Housing · Chart
15.3 % delivered, 33 % of the timeline elapsed
In 2022, Ontario's PC government committed to building 1.5 million new homes by 2031. Three years in, 229,246 housing starts have been recorded — 15.3 % of the target, against 33 % of the timeline elapsed. Catching up to the original 1.5 M target would now require 211,792 starts per year through 2031, which is 3.2 × the 2025 rate.
What the chart shows
The bars are annual Ontario housing starts (all areas, quarterly aggregated to annual) from 2014 through 2025. Two political tenures are shaded: Wynne (Liberal, 2014–2018) and Ford (PC, 2019–present). The dashed yellow line at 187,500 starts/year is the implied glide-path needed to reach the 1.5 million cumulative target by 2031.
| Year | Housing starts | % of 187,500 target |
|---|---|---|
| 2014 | 59.1 k | 32 % |
| 2015 | 70.2 k | 37 % |
| 2016 | 75.0 k | 40 % |
| 2017 | 79.1 k | 42 % |
| 2018 | 78.7 k | 42 % |
| 2019 | 69.0 k | 37 % |
| 2020 | 81.3 k | 43 % |
| 2021 | 99.6 k | 53 % |
| 2022 | 96.1 k | 51 % |
| 2023 | 89.3 k | 48 % |
| 2024 | 74.6 k | 40 % |
| 2025 | 65.4 k | 35 % |
A few things worth pulling out:
- 2014's 59.1 k is the lowest annual total in the series. Every subsequent year has been higher, including the years preceding the 2022 target.
- 2021 (99.6 k) was the highest. It remains the only year in the series above 100 k starts. It was reached during a period of historically low mortgage rates and high builder confidence.
- The trend since 2021 is downward, not upward. 2023 fell to 89.3 k, 2024 to 74.6 k, 2025 to 65.4 k. The direction of travel is moving away from the target, not toward it.
- At the 2025 pace, the cumulative 1.5 M target would be reached around 2046, fifteen years late.
Why the line is going the wrong way
Two structural drivers, both well-established in CMHC's quarterly Housing Market Outlook publications:
- Interest-rate sensitivity. Roughly 40 % of new Ontario housing starts in the previous decade were condominium projects, which depend on pre-construction sales to secure project financing. The 2022–2024 rate-rise cycle collapsed pre-construction sales by approximately 50 % across the GTA, which lagged into 2024–25 starts. This is a direct mechanism, not a correlation.
- Construction-cost inflation. Materials and skilled-trade wages rose roughly 30 % between 2020 and 2024 in Ontario. Combined with land prices that did not fall in proportion, the breakeven sale price for new builds rose meaningfully — which prices out the buyer pool that pre-construction projects target.
Note that "municipal approvals are slow" is also a real factor but is not what changed between 2021 (99.6 k) and 2025 (65.4 k). Approval timelines were already slow in 2021 and the starts number was a record. The 34 k-unit decline since then is rate-and-cost driven, not approvals-driven.

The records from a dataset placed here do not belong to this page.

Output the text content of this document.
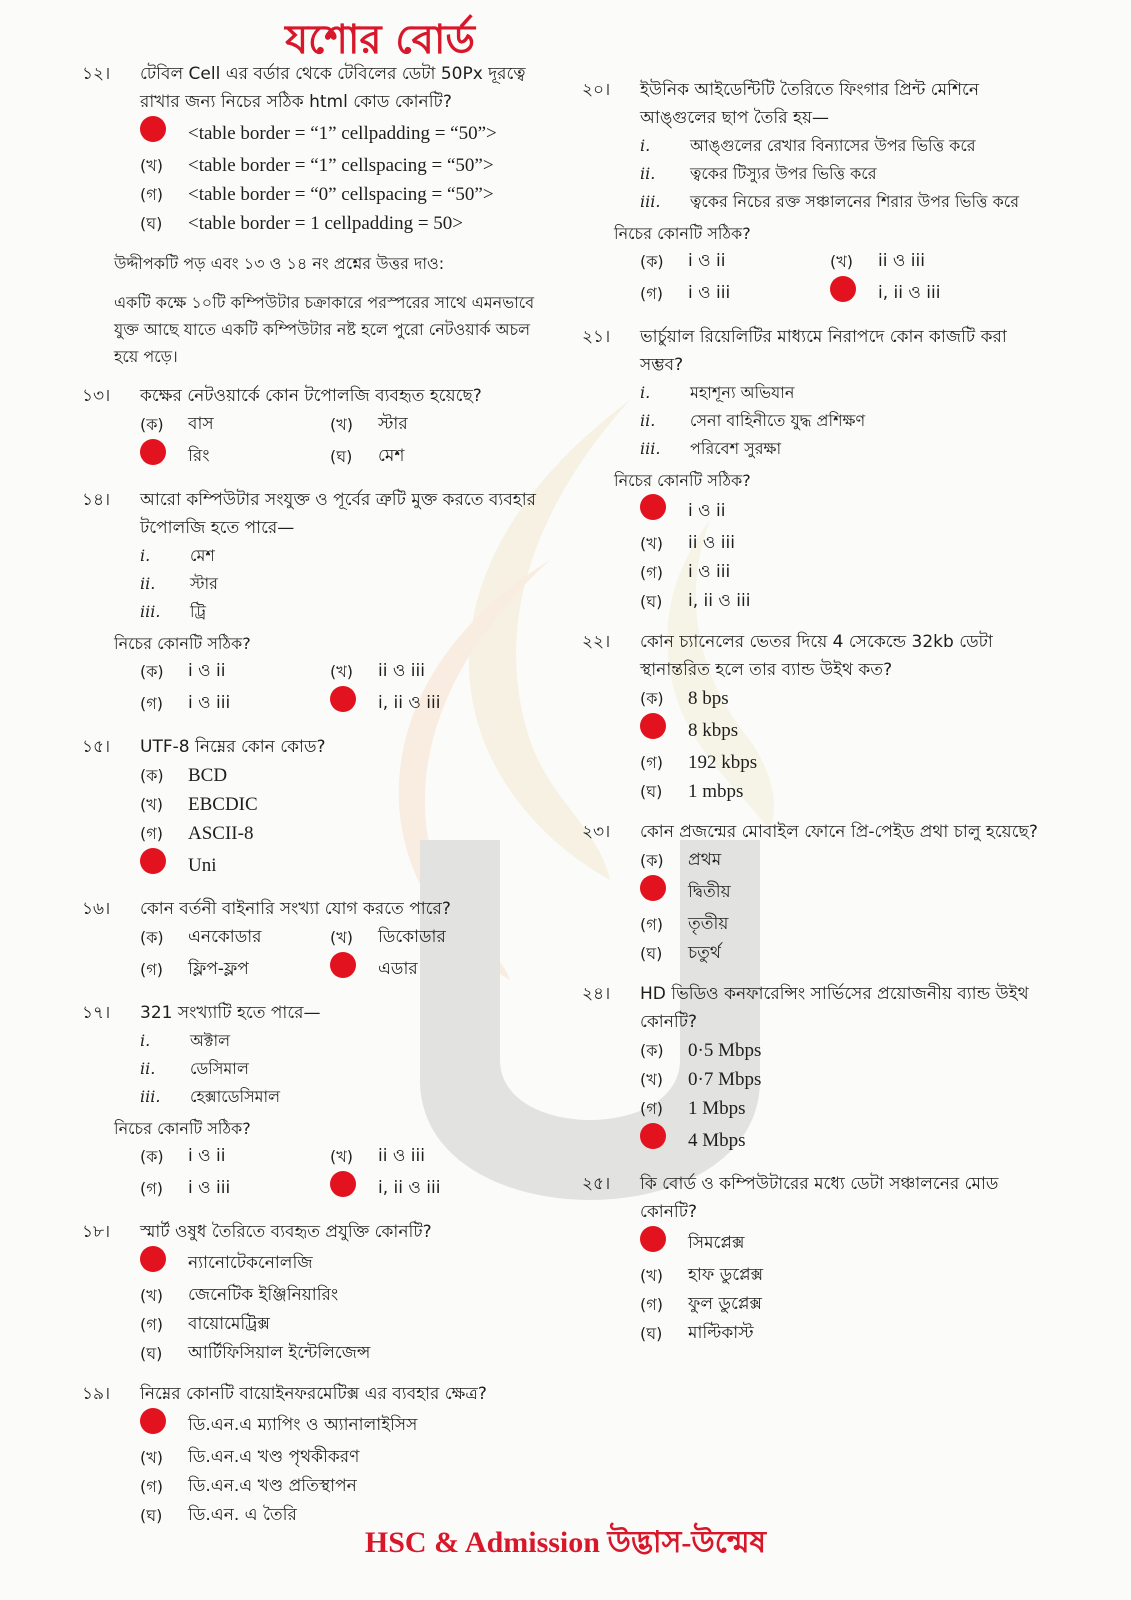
যশোর বোর্ড
১২।	টেবিল Cell এর বর্ডার থেকে টেবিলের ডেটা 50Px দূরত্বে রাখার জন্য নিচের সঠিক html কোড কোনটি?
<table border = “1” cellpadding = “50”>
(খ)	<table border = “1” cellspacing = “50”>
(গ)	<table border = “0” cellspacing = “50”>
(ঘ)	<table border = 1 cellpadding = 50>
উদ্দীপকটি পড় এবং ১৩ ও ১৪ নং প্রশ্নের উত্তর দাও:
একটি কক্ষে ১০টি কম্পিউটার চক্রাকারে পরস্পরের সাথে এমনভাবে যুক্ত আছে যাতে একটি কম্পিউটার নষ্ট হলে পুরো নেটওয়ার্ক অচল হয়ে পড়ে।
১৩।	কক্ষের নেটওয়ার্কে কোন টপোলজি ব্যবহৃত হয়েছে?
(ক)	বাস	(খ)	স্টার
রিং	(ঘ)	মেশ
১৪।	আরো কম্পিউটার সংযুক্ত ও পূর্বের ত্রুটি মুক্ত করতে ব্যবহার টপোলজি হতে পারে—
i.	মেশ
ii.	স্টার
iii.	ট্রি
নিচের কোনটি সঠিক?
(ক)	i ও ii	(খ)	ii ও iii
(গ)	i ও iii	i, ii ও iii
১৫।	UTF-8 নিম্নের কোন কোড?
(ক)	BCD
(খ)	EBCDIC
(গ)	ASCII-8
Uni
১৬।	কোন বর্তনী বাইনারি সংখ্যা যোগ করতে পারে?
(ক)	এনকোডার	(খ)	ডিকোডার
(গ)	ফ্লিপ-ফ্লপ	এডার
১৭।	321 সংখ্যাটি হতে পারে—
i.	অক্টাল
ii.	ডেসিমাল
iii.	হেক্সাডেসিমাল
নিচের কোনটি সঠিক?
(ক)	i ও ii	(খ)	ii ও iii
(গ)	i ও iii	i, ii ও iii
১৮।	স্মার্ট ওষুধ তৈরিতে ব্যবহৃত প্রযুক্তি কোনটি?
ন্যানোটেকনোলজি
(খ)	জেনেটিক ইঞ্জিনিয়ারিং
(গ)	বায়োমেট্রিক্স
(ঘ)	আর্টিফিসিয়াল ইন্টেলিজেন্স
১৯।	নিম্নের কোনটি বায়োইনফরমেটিক্স এর ব্যবহার ক্ষেত্র?
ডি.এন.এ ম্যাপিং ও অ্যানালাইসিস
(খ)	ডি.এন.এ খণ্ড পৃথকীকরণ
(গ)	ডি.এন.এ খণ্ড প্রতিস্থাপন
(ঘ)	ডি.এন. এ তৈরি
২০।	ইউনিক আইডেন্টিটি তৈরিতে ফিংগার প্রিন্ট মেশিনে আঙ্গুলের ছাপ তৈরি হয়—
i.	আঙ্গুলের রেখার বিন্যাসের উপর ভিত্তি করে
ii.	ত্বকের টিস্যুর উপর ভিত্তি করে
iii.	ত্বকের নিচের রক্ত সঞ্চালনের শিরার উপর ভিত্তি করে
নিচের কোনটি সঠিক?
(ক)	i ও ii	(খ)	ii ও iii
(গ)	i ও iii	i, ii ও iii
২১।	ভার্চুয়াল রিয়েলিটির মাধ্যমে নিরাপদে কোন কাজটি করা সম্ভব?
i.	মহাশূন্য অভিযান
ii.	সেনা বাহিনীতে যুদ্ধ প্রশিক্ষণ
iii.	পরিবেশ সুরক্ষা
নিচের কোনটি সঠিক?
i ও ii
(খ)	ii ও iii
(গ)	i ও iii
(ঘ)	i, ii ও iii
২২।	কোন চ্যানেলের ভেতর দিয়ে 4 সেকেন্ডে 32kb ডেটা স্থানান্তরিত হলে তার ব্যান্ড উইথ কত?
(ক)	8 bps
8 kbps
(গ)	192 kbps
(ঘ)	1 mbps
২৩।	কোন প্রজন্মের মোবাইল ফোনে প্রি-পেইড প্রথা চালু হয়েছে?
(ক)	প্রথম
দ্বিতীয়
(গ)	তৃতীয়
(ঘ)	চতুর্থ
২৪।	HD ভিডিও কনফারেন্সিং সার্ভিসের প্রয়োজনীয় ব্যান্ড উইথ কোনটি?
(ক)	0·5 Mbps
(খ)	0·7 Mbps
(গ)	1 Mbps
4 Mbps
২৫।	কি বোর্ড ও কম্পিউটারের মধ্যে ডেটা সঞ্চালনের মোড কোনটি?
সিমপ্লেক্স
(খ)	হাফ ডুপ্লেক্স
(গ)	ফুল ডুপ্লেক্স
(ঘ)	মাল্টিকাস্ট
HSC & Admission উদ্ভাস-উন্মেষ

What the chart can't tell you
The chart shows starts, not completions. Starts and completions diverge most when projects are paused mid-construction. A start counted in 2022 may not produce an occupied home until 2026; a start counted in 2025 may not produce an occupied home until 2029. The 1.5 M-by-2031 framing is technically about starts (per the original PC commitment), but the public framing of the policy was about homes available to live in, which is the completions number — and is currently lower than the starts number.
The chart also shows Ontario only. The 1.5 M target is a province-level commitment; comparing against, say, BC (where starts have also fallen) or Quebec (where they have held more flat) would change which factors look most explanatory.
A "starts vs completions vs approvals" three-line chart and a multi-province comparison are both on the explainer backlog.